Culturebot contributor Avia Moore is busily covering the plethora of delights at the fifth edition of Festival TransAmériques in Montreal, Quebec. Here’s what’s coming up in the near future, with particular emphasis on Moore’s top picks: Kidd Pivot’s The You Show and Ballets C de la B’s Gardenia. But that’s just the tip of the ice berg: be sure to check the festival website for the full digest.

Kidd Pivot Frankfurt RM, The You Show (June 9-11). Vancouver, B.C.-based choreographer Crystal Pite is one of the most buzzed about choreographers in North America these days, with a busy touring schedule that will shortly bring her to Jacob’s Pillow to present Dark Matters, the Pygmalion-esque puppet and dance extravaganza that debuted in 2009 and was at Montclair University just this last October, where our own Andy Horwitz was a bit ambivalent about it. I missed Dark Matters, but caught Lost Action, its predecessor, a few years back at On the Boards in Seattle, and recently my Seattle-based intern profiled the company at my old editorial outlet, The SunBreak. Pite’s choreography stands out in large part because it’s deconstructive of ballet, meticulous and technique-based, which makes it distinct from much of the modern dance produced in New York and elsewhere. Based on the description, it sounds like in The You Show, Pite seeks to collapse the theatrical and dance into a single piece, as opposed to the diptych effect of Dark Matters. The work centers on the break-up of a couple, whose story is recounted in voice-over narration even as it’s performed onstage.

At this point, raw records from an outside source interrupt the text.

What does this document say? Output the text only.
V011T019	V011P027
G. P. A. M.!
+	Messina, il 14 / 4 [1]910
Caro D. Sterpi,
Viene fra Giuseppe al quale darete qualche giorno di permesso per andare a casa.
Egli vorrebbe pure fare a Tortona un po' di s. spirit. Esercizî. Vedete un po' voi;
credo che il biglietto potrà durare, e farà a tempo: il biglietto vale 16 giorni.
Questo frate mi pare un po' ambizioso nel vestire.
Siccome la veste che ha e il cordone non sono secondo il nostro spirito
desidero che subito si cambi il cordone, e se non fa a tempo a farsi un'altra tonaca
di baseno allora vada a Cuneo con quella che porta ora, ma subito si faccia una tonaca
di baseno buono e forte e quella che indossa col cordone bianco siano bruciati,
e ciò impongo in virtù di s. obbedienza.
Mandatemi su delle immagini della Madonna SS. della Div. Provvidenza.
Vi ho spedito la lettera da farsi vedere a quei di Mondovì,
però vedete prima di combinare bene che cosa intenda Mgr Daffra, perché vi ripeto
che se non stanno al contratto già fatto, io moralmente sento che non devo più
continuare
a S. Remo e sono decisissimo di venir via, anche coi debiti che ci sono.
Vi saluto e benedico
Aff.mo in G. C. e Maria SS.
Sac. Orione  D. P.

Les Ballets C de la B, Gardenia (June 1-4). I caught Ballets C de la B’s out of context – for pina at the Joyce last year and I have to say, it’s hard not to love Alain Platel’s gentle wit and charm. Without sacrificing technical accomplishment, Platel manages to tell stories through movement that contextualize the performances, achieving a moving and deeply felt connection between audience and performer. In Gardenia, he explicitly evokes the performative self through the story of an eponymous drag cabaret’s closing, which leads a quotidian group of drab folk to perform their joyous cabaret acts one last time.

New York City Players, Neutral Hero (June 4-6). For most Culturebot readers, Richard Maxwell probably needs no introduction. In Neutral Hero, the current master of anti-acting presents the life of a small Midwest town’s denizens as the endless repeat of classic hero myths.

Miguel Guttierez and the Powerful People, Last Meadow (June 9-11). Another well-known and well-loved New York artist, Miguel Guttierez, brings the seemingly endlessly commented upon Last Meadow to our neighbors to the North, which explores issues of American fatherhood through the lens of the short life and brief filmography of James Dean.

MAU, Tempest: Without a Body (June 10-11). A dance piece from an Auckland-based company, Tempest: Without a Body is an exploration of the post-9/11 assault on personal identity and liberty from Samoan choreographer Lemi Ponifasio, performed by his company of Pacific Islanders.